The Kennedy clan went into conniptions last week over the use of footage of the martyred president praising tax cuts in advertisements promoting the Bush tax plan.
Yet as Charles Krauthammer noted in his Washington Post column, "the ads are perfectly reasonable. . . . The Kennedy tax cut returned to the wealthiest Americans 26 cents on every marginal dollar they earned. The Bush tax cut would return less than 7 cents." The real problem: "tamper with the memory of John F. Kennedy and the guardians of the flame will strike you down for sacrilege."

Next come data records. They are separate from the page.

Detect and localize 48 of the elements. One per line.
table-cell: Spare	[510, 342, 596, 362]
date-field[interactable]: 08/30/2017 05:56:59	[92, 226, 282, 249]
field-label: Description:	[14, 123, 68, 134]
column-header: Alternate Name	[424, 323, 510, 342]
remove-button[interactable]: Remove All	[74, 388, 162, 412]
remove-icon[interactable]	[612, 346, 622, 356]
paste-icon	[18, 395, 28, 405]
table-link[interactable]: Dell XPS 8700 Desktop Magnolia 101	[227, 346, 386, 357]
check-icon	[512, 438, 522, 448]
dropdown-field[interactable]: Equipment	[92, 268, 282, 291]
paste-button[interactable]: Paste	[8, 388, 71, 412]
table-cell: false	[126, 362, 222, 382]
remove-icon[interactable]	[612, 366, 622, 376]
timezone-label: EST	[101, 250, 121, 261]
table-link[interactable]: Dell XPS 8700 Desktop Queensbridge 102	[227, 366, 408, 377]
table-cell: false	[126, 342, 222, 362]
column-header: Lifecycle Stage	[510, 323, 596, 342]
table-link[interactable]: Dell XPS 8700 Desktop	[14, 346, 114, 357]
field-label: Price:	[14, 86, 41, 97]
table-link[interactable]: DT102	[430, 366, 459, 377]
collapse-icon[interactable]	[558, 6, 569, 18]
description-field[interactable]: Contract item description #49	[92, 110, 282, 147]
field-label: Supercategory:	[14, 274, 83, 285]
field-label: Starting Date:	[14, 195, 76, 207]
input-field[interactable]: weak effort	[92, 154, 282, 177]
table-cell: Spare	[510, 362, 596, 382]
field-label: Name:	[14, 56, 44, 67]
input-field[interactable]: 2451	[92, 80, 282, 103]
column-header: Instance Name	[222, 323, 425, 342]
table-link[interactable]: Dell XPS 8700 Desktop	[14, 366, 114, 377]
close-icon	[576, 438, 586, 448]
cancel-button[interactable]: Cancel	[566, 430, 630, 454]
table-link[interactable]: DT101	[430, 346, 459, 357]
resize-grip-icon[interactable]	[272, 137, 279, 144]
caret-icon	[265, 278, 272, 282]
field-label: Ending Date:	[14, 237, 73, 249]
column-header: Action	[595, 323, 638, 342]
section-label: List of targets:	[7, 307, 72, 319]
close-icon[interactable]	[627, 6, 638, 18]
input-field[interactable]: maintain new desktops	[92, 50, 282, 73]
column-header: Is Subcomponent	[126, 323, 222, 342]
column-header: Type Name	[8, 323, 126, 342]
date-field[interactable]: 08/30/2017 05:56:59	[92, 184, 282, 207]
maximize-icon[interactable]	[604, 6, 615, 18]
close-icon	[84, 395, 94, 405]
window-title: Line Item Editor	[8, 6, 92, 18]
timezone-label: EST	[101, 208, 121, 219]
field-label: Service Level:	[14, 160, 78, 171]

Well, we'll risk the flame by amplifying the point. Ted, Caroline, et al. probably shouldn't protest too loudly, since JFK was no liberal by today's standards and was probably closer to Bush than to them. Indeed, he derided liberals as "honkers." As Chris Matthews recounts in his book Kennedy and Nixon, JFK shared Nixon's contempt for "Hiss types":
"They're not queer at State, but . . . " he told Charlie Bartlett, "They're sort of like Adlai." Kennedy hated being grouped with such people in the public mind. "I'd be very happy to tell them I'm not a liberal," he declared in a Saturday Evening Post interview. . . . "I never joined the Americans for Democratic Action. . . . I'm not comfortable with those people."